Thu 19 April — Wed 18 April 2018

Catherine Rondeau

Once upon a time there was a visual artist from Québec named Catherine Rondeau who became fascinated with the fluidity of a child’s mind when straddling the worlds of imaginary play and reality. The mother of two girls discovered a kinship between the workings of children’s minds and recurrent themes in fables, folk tales and fairy tales through the ages. So she published her findings in the form of an essay (Aux sources du merveilleux, une exploration de l’univers des contes) and created photographic tableaus inspired by her research, entitling her first collection Beyond the Looking Glass (2011-2014). Her dreamlike images blur the boundaries between fact and fiction as they portray the ways in which children use their imagination to release inner tensions and overcome the difficulties encountered by their developing selves.


As her girls (and models) entered puberty, Catherine naturally turned her lens towards female adolescence. Her series Northern Crossing (2015-2016) gives poetic voice and imagery to the delicate passage from girlhood to womanhood. Québec’s Nordic territory is omnipresent, an allusion to cosmological interpretations of stories like Snow White and Sleeping Beauty that view the princesses’ sleeping spells as metaphors for the numbing of nature during the cold season.
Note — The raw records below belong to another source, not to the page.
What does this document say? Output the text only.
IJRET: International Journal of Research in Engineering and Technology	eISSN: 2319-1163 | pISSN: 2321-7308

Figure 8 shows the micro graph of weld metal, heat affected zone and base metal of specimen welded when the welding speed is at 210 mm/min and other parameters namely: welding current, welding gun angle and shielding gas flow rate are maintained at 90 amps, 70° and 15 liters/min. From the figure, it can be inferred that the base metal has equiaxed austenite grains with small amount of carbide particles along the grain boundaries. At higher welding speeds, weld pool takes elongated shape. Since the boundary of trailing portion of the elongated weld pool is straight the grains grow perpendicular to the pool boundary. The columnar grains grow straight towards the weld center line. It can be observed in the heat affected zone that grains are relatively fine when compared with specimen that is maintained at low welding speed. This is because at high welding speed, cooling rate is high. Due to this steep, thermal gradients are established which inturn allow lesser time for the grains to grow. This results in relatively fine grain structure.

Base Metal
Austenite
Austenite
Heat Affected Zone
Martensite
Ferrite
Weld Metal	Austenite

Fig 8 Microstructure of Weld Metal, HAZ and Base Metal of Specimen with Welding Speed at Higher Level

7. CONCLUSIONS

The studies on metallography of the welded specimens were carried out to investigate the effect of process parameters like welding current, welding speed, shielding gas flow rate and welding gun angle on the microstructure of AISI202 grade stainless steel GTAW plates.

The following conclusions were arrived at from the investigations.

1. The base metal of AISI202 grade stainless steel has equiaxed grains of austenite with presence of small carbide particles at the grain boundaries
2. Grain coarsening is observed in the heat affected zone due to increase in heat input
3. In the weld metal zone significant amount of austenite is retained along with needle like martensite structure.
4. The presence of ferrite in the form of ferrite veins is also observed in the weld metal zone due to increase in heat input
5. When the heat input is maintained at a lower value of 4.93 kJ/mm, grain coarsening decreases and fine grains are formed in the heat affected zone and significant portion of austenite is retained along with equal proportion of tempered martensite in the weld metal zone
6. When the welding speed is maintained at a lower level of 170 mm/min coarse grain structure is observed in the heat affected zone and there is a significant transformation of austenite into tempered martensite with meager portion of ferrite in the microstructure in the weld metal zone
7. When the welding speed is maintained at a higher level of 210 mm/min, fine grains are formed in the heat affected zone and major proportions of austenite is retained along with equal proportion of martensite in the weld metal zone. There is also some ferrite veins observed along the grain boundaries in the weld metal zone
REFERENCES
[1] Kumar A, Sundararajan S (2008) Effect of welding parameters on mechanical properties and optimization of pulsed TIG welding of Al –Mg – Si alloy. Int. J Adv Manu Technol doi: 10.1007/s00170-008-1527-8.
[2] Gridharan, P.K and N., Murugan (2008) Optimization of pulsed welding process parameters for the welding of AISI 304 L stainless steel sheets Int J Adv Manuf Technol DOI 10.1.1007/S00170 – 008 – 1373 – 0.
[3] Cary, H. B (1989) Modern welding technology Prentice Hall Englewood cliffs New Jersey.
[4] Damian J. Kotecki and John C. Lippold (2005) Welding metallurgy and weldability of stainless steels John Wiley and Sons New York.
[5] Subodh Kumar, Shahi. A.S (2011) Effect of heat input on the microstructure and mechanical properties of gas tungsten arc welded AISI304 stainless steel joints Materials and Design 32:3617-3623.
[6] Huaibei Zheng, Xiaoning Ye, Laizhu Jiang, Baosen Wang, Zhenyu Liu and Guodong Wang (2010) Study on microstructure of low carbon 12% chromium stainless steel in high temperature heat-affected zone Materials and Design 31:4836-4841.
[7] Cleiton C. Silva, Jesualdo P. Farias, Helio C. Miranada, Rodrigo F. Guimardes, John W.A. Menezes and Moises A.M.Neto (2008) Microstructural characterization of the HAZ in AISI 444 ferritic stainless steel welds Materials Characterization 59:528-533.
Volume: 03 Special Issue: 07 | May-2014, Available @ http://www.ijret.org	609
The artist fell yet again down the rabbit hole in Back to Wonderland (2017), an on-going series of composite images that probes childhood fantasy play and how it allows children to safely explore and balance out the different facets of their blossoming psyches.


Closely connected to the culture of storytelling, the narratives developed in Catherine’s dreamlike montages revolve around the shaping of identity. Children’s silent fear of abandonment runs alongside their desire to distance themselves from their parent’s hold, a teen’s need for affirmation borders the vulnerability of living in a rapidly changing body. Under their apparent insouciance, the works illustrate complex psychic processes and often contradictory emotions that arise for youngsters and adolescents busy negotiating their place in the world.


Catherine plans on taking advantage of her up-coming studio-residency at Glasgow’s CCA to investigate the archetypical meaning at the heart of the Scottish folktale “The Seal-Woman”. And more specifically the metaphor between the seal-skin and a woman’s powerful inner self, a natural creative state often lost under years and layers of socialisation. A project that continues to orbit the fairy tale land, but on a more intimate and mature terrain.